De RvV volgt de verzoeker ook in zijn standpunt dat de gemachtigde bij het nemen van zijn beslissing bepaalde feiten te weinig of niet in aanmerking neemt, in het bijzonder de feiten die voortvloeien uit het akkoordvonnis. Zo houdt de gemachtigde volgens de RvV weinig of geen rekening met het feit dat:

aan het akkoordvonnis een verzoekschrift vooraf gaat, wat impliceert dat er ook vóór het akkoordvonnis al contacten waren tussen de verzoeker en de moeder. De moeder doet in het akkoordvonnis zelf ook uitschijnen dat er voordien al een regeling was. Er is hierbij eveneens te weinig rekening gehouden met de foto’s die aantonen dat er al een contact was tussen de verzoeker en het kind, toen het kind nog een baby was.

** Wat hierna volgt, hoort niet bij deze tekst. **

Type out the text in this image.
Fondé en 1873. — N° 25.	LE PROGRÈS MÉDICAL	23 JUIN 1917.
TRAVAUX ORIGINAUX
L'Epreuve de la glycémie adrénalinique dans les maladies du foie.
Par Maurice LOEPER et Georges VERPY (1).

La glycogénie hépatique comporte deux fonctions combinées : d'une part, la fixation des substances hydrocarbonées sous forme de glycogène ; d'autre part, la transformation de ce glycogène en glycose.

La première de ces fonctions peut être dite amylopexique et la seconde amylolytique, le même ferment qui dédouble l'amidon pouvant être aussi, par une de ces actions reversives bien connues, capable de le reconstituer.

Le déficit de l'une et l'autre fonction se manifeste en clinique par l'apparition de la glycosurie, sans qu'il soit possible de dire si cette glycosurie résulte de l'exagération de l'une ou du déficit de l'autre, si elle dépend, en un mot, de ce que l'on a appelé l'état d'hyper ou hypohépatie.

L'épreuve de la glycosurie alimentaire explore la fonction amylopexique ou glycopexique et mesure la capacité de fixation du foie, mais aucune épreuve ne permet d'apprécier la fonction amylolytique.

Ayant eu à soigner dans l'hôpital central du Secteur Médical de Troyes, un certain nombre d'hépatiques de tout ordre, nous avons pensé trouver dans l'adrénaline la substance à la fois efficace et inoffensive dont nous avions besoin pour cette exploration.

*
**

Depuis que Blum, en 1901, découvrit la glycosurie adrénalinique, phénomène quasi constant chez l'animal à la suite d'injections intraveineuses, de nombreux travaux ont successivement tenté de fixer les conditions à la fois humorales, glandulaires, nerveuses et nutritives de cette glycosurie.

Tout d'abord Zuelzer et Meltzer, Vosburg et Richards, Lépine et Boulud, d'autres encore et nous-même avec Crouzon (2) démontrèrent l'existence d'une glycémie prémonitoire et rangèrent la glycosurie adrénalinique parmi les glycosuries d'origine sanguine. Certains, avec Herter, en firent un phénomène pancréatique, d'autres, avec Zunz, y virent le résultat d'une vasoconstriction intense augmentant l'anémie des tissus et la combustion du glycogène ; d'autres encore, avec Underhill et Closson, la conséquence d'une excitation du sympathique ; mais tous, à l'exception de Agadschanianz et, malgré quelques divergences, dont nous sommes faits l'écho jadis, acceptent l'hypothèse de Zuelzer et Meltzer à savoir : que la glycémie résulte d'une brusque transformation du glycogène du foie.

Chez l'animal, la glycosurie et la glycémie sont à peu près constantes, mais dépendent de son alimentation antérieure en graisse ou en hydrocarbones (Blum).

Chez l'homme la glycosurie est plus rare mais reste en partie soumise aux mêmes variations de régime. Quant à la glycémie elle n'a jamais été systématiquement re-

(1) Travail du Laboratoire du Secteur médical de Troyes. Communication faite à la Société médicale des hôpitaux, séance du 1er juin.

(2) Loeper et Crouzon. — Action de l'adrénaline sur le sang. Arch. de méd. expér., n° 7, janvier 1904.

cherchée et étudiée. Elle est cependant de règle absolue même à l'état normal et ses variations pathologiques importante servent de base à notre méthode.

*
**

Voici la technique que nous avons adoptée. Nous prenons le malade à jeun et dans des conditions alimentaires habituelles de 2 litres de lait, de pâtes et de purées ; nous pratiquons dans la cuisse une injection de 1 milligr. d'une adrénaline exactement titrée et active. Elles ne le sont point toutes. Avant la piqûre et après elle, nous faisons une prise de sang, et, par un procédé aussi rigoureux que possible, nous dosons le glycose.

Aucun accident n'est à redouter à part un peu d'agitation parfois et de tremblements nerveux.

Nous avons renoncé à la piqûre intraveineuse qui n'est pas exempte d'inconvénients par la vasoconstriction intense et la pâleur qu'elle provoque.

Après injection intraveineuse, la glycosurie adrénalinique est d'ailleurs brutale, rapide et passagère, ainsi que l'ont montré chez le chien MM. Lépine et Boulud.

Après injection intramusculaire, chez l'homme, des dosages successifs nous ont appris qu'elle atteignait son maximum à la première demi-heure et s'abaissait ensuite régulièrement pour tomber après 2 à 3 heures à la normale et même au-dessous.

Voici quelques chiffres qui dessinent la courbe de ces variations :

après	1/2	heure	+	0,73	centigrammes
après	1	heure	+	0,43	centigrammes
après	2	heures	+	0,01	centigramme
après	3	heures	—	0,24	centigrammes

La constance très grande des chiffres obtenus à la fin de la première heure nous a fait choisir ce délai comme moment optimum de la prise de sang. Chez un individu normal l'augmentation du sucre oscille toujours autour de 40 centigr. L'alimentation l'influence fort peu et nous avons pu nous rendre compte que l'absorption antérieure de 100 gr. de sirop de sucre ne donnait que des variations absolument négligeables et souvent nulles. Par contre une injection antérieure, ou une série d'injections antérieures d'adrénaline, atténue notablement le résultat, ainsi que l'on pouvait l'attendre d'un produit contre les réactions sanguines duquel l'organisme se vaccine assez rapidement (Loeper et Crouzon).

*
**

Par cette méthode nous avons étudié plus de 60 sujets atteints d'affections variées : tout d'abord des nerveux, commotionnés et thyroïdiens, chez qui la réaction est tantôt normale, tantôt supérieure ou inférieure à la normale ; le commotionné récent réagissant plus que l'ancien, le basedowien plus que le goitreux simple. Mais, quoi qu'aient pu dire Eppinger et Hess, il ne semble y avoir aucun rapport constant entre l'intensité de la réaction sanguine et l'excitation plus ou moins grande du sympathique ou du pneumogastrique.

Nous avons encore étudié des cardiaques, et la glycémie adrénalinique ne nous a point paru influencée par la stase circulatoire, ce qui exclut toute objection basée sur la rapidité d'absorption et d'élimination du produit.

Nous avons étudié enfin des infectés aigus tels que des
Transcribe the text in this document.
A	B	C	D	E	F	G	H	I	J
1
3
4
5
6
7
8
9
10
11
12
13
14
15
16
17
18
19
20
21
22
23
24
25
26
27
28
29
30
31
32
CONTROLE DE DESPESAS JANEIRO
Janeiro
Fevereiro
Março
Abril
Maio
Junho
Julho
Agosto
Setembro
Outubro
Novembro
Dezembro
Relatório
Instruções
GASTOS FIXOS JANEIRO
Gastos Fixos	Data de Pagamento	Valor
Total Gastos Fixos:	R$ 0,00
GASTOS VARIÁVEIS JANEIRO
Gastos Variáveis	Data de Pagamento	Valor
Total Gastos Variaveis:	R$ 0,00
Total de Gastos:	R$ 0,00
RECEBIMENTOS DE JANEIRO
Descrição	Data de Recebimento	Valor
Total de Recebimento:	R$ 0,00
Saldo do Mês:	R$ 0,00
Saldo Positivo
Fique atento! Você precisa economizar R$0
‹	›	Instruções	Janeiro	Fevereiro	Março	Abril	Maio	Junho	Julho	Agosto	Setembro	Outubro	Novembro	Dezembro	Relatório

het begrip “hoederecht” verouderd is en moet worden vervangen door “ouderlijk gezag”, dat meer behelst dan de loutere verblijfplaats. De vorm van co-ouderschap die voortvloeit uit het akkoordvonnis kent aan de verzoeker evenveel rechten en verantwoordelijkheden toe wat betreft de opvoeding van het kind, waarbij iedere beslissing door de ouders samen worden genomen. Deze gezamenlijke beslissingsmacht is eigen aan het ouderlijk gezag in de zin van artikel 374 BW. De regeling uit het vonnis maakt aannemelijk dat de verzoeker ook ouderlijk gezag toekomt, maar wordt niet in aanmerking genomen door de gemachtigde.

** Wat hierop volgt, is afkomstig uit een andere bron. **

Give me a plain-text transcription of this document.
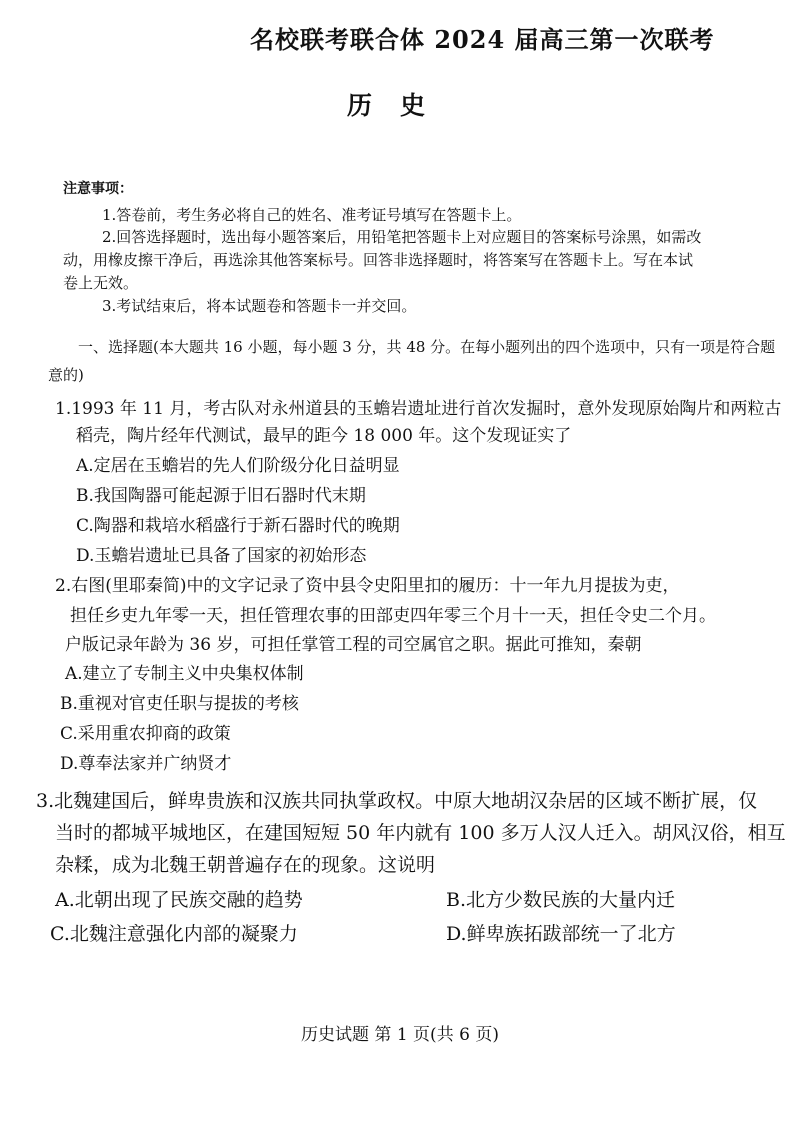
名校联考联合体 2024 届高三第一次联考
历史
注意事项：
1.答卷前，考生务必将自己的姓名、准考证号填写在答题卡上。
2.回答选择题时，选出每小题答案后，用铅笔把答题卡上对应题目的答案标号涂黑，如需改
动，用橡皮擦干净后，再选涂其他答案标号。回答非选择题时，将答案写在答题卡上。写在本试
卷上无效。
3.考试结束后，将本试题卷和答题卡一并交回。
一、选择题(本大题共 16 小题，每小题 3 分，共 48 分。在每小题列出的四个选项中，只有一项是符合题意的)
1.1993 年 11 月，考古队对永州道县的玉蟾岩遗址进行首次发掘时，意外发现原始陶片和两粒古
稻壳，陶片经年代测试，最早的距今 18 000 年。这个发现证实了
A.定居在玉蟾岩的先人们阶级分化日益明显
B.我国陶器可能起源于旧石器时代末期
C.陶器和栽培水稻盛行于新石器时代的晚期
D.玉蟾岩遗址已具备了国家的初始形态
2.右图(里耶秦简)中的文字记录了资中县令史阳里扣的履历：十一年九月提拔为吏，
担任乡吏九年零一天，担任管理农事的田部吏四年零三个月十一天，担任令史二个月。
户版记录年龄为 36 岁，可担任掌管工程的司空属官之职。据此可推知，秦朝
A.建立了专制主义中央集权体制
B.重视对官吏任职与提拔的考核
C.采用重农抑商的政策
D.尊奉法家并广纳贤才
3.北魏建国后，鲜卑贵族和汉族共同执掌政权。中原大地胡汉杂居的区域不断扩展，仅
当时的都城平城地区，在建国短短 50 年内就有 100 多万人汉人迁入。胡风汉俗，相互
杂糅，成为北魏王朝普遍存在的现象。这说明
A.北朝出现了民族交融的趋势	B.北方少数民族的大量内迁
C.北魏注意强化内部的凝聚力	D.鲜卑族拓跋部统一了北方
历史试题 第 1 页(共 6 页)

de verzoeker een even belangrijk gedeelte van de financiële zorg voor het kind op zich neemt en tussenkomt in veel meer kosten dan het maandelijks te betalen onderhoudsgeld zoals uitgestippeld in het akkoordvonnis. DVZ komt daarom volgens de RvV onterecht tot de conclusie dat het kind niet financieel ten laste valt van de verzoeker.
de redenering van DVZ niet mag steunen op het gebrek aan bewijzen in verband met de uitvoering van het akkoordvonnis, omdat het vonnis nog te recent is.
er geen aanwijzingen zijn in het dossier dat het akkoordvonnis niet de volledige waarheid bevat.

 
De RvV wijst ook het argument dat vaderschap op afstand mogelijk is van de hand en sluit zich aan bij de verzoeker, die bepleit dat het in het belang is van het kind om door beide ouders te worden opgevoed. Het gegeven of de moeder het kind alleen kan opvoeden, is hierbij niet relevant. De RvV vindt het onredelijk om te verwachten dat de verzoeker mee instaat voor de opvoeding vanuit het buitenland, zeker gelet op de jonge leeftijd van het kind. Bovendien is de biologische band tussen verzoeker en kind bewezen door middel van een DNA-onderzoek en wordt de emotionele band tussen hen niet betwist door de gemachtigde. Uit het laag inschatten van een risico op verstoring van het evenwicht van het kind leidt de RvV af dat DVZ het hoger belang van het kind onvoldoende in aanmerking heeft genomen.
 
De verzoekende partij maakt aannemelijk dat de bestreden beslissing niet steunt op juiste kennelijke gegevens en tot een onredelijke beslissing is gekomen in het licht van artikel 40bis Vw. Er is dus een schending van de materiële motiveringsplicht en het zorgvuldigheidsbeginsel. De RvV vernietigt daarom de beslissing.